Personaje del que se ha dicho mucho, pero se sabe tan poco como escasa es su obra. Su silencio y sus mentiras fabuladas nos han legado un personaje propio de esos llanos donde transcurren sus historias, inescrutable y sincrético. Fue el fundador de un nuevo estilo en la narrativa mexicana que ha traspasado fronteras y su obra sigue siendo profusamente estudiada en todo el mundo.
Aunque con una vida íntima hermética, se sabe que nació en Jalisco y tuvo una infancia convulsa marcada por la violencia de la Revolución Cristera. Su padre tuvo una muerte violenta cuando él tenía seis años, cuatro años antes del fallecimiento de su madre. Creció en un orfanato y trató de seguir estudiando, primero en un seminario y luego en la universidad, aunque nunca llegó a ser admitido. Clara Aparicio, con quien se casó en 1948 y tuvo cuatro hijos, fue su amiga y compañera.
A pesar de la fama, no dejó de trabajar para mantener a su familia hasta el diagnóstico de su enfermedad terminal.
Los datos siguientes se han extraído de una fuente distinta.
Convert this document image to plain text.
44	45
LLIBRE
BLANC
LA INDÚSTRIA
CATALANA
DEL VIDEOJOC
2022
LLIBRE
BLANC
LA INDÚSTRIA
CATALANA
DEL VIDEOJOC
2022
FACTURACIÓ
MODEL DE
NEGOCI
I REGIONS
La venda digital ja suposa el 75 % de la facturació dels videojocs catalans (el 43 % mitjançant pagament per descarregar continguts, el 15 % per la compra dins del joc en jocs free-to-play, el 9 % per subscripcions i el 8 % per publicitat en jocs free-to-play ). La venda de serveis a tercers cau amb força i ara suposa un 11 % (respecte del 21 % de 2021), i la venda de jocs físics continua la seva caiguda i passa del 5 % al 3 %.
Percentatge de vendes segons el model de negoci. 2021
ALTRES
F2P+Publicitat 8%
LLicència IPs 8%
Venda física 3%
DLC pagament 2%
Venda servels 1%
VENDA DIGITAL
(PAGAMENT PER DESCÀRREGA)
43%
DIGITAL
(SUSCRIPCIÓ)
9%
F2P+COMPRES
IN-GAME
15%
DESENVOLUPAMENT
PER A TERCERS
Fue agente del gobierno para la inmigración ilegal, colaborador en el departamento de ventas y publicidad de la compañía de llantas Goodrich-Euzkadi, promotor de la Comisión del Papaloapan, programador de Televicentro y, finalmente, responsable del departamento editorial del Instituto Nacional Indigenista. A pesar de la diversidad, cada una de estas actividades lo llevaron a viajar a los lugares más recónditos de un país en plena metamorfosis. Tan solo la obtención de la beca para el Centro Mexicano de Escritores le permitió dedicarse exclusivamente a la escritura (1952-1954).
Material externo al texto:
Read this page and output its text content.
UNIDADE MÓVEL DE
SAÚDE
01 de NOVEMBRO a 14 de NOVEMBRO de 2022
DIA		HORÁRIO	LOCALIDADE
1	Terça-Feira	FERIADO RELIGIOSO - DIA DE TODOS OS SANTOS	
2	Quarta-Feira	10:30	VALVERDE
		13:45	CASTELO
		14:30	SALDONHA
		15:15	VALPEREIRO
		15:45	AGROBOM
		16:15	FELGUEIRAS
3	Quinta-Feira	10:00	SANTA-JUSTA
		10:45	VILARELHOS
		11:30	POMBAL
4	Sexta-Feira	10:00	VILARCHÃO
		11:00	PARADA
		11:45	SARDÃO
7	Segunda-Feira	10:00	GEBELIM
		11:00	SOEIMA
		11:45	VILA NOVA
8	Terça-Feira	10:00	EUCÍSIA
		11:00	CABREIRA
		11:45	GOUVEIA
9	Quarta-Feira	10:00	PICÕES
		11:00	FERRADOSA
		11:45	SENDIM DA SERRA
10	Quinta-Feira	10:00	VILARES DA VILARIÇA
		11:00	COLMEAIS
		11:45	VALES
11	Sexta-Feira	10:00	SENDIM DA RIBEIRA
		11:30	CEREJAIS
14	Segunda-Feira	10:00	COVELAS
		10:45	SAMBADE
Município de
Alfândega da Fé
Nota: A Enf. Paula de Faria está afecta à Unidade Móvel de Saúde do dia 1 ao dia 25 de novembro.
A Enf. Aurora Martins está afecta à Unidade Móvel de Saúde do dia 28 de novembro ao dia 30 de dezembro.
Contó con buenas críticas desde la publicación, en forma de libro, de su primera obra, El llano en llamas (1953), reforzadas con la aparición de Pedro Páramo (1955), pero su carácter perfeccionista le hará ser su propio censor. Quizá por ello, El gallo de oro, aunque escrita a finales de los cincuenta, no se publicará hasta 1980, y otras obras como El hijo del desaliento, Un pedazo de noche o La soledad del padre casado, La cordillera y Días sin floresta quedarán para siempre en ese mundo rulfiano del indeterminismo del ser y no estar.
El mito
Fotógrafo del México desolado y abandonado, comenzó a tomar fotos desde la adolescencia y empezó a publicarlas en 1949. Su cámara retrató a su familia, amigos y los paisajes que encontraba a su paso. Además ilustró las primeras guías de viajes del país y los textos antropológicos del México indígena. Congeló la rutina cotidiana en momentos únicos y paralizó la realidad que se vería arrasada por el devenir de la modernidad. Con una producción fructífera y hoy tan admirada como su escritura, tardó en ser reconocida.
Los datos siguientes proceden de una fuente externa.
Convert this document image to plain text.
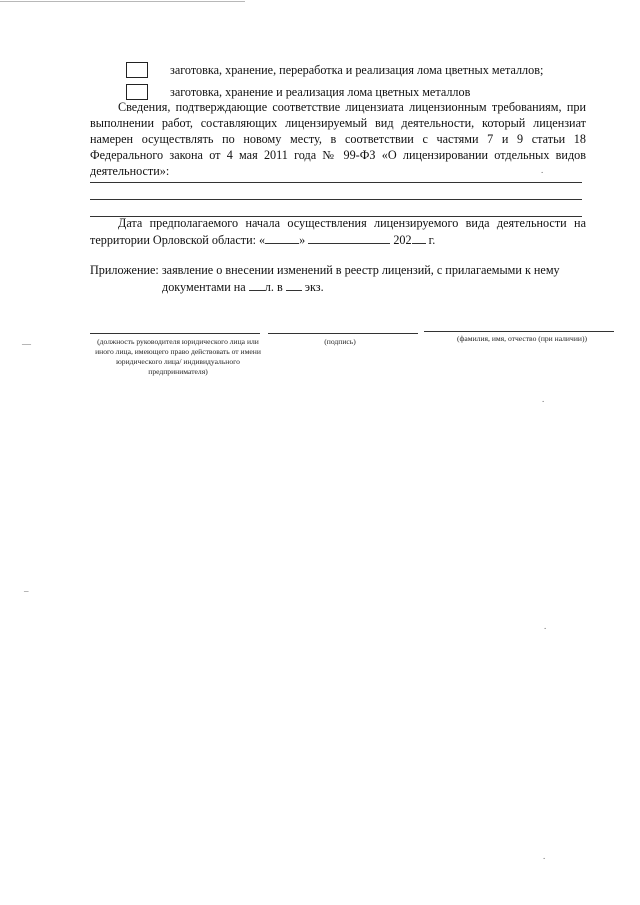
заготовка, хранение, переработка и реализация лома цветных металлов;
заготовка, хранение и реализация лома цветных металлов
Сведения, подтверждающие соответствие лицензиата лицензионным требованиям, при выполнении работ, составляющих лицензируемый вид деятельности, который лицензиат намерен осуществлять по новому месту, в соответствии с частями 7 и 9 статьи 18 Федерального закона от 4 мая 2011 года № 99-ФЗ «О лицензировании отдельных видов деятельности»:	.
Дата предполагаемого начала осуществления лицензируемого вида деятельности на территории Орловской области: «	»	202 г.
Приложение: заявление о внесении изменений в реестр лицензий, с прилагаемыми к нему
документами на л. в экз.
—	(должность руководителя юридического лица или иного лица, имеющего право действовать от имени юридического лица/ индивидуального предпринимателя)
(подпись)	(фамилия, имя, отчество (при наличии))
.
–
.
.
Este ámbito de creación lo llevará también a explorar el cine como el espectador crítico de una nación revolucionada con labores de guionista, fotógrafo, actor o codirector. Fue un empedernido lector, desde que el cura de su pueblo trasladara su biblioteca a la casa de su abuela. Reflejará esa pasión en algunos estudios sobre el estado de la literatura contemporánea y en sus conferencias.
Invitado internacional y premiado en diferentes certámenes, su figura pública fue uno de sus personajes mejor logrados y en continua elaboración desde su hipotética agrafía, intencionada o no y en constante debate. El Rulfo taciturno, escueto y mentiroso confundió a todos y contribuyó al engrandecimiento del mito.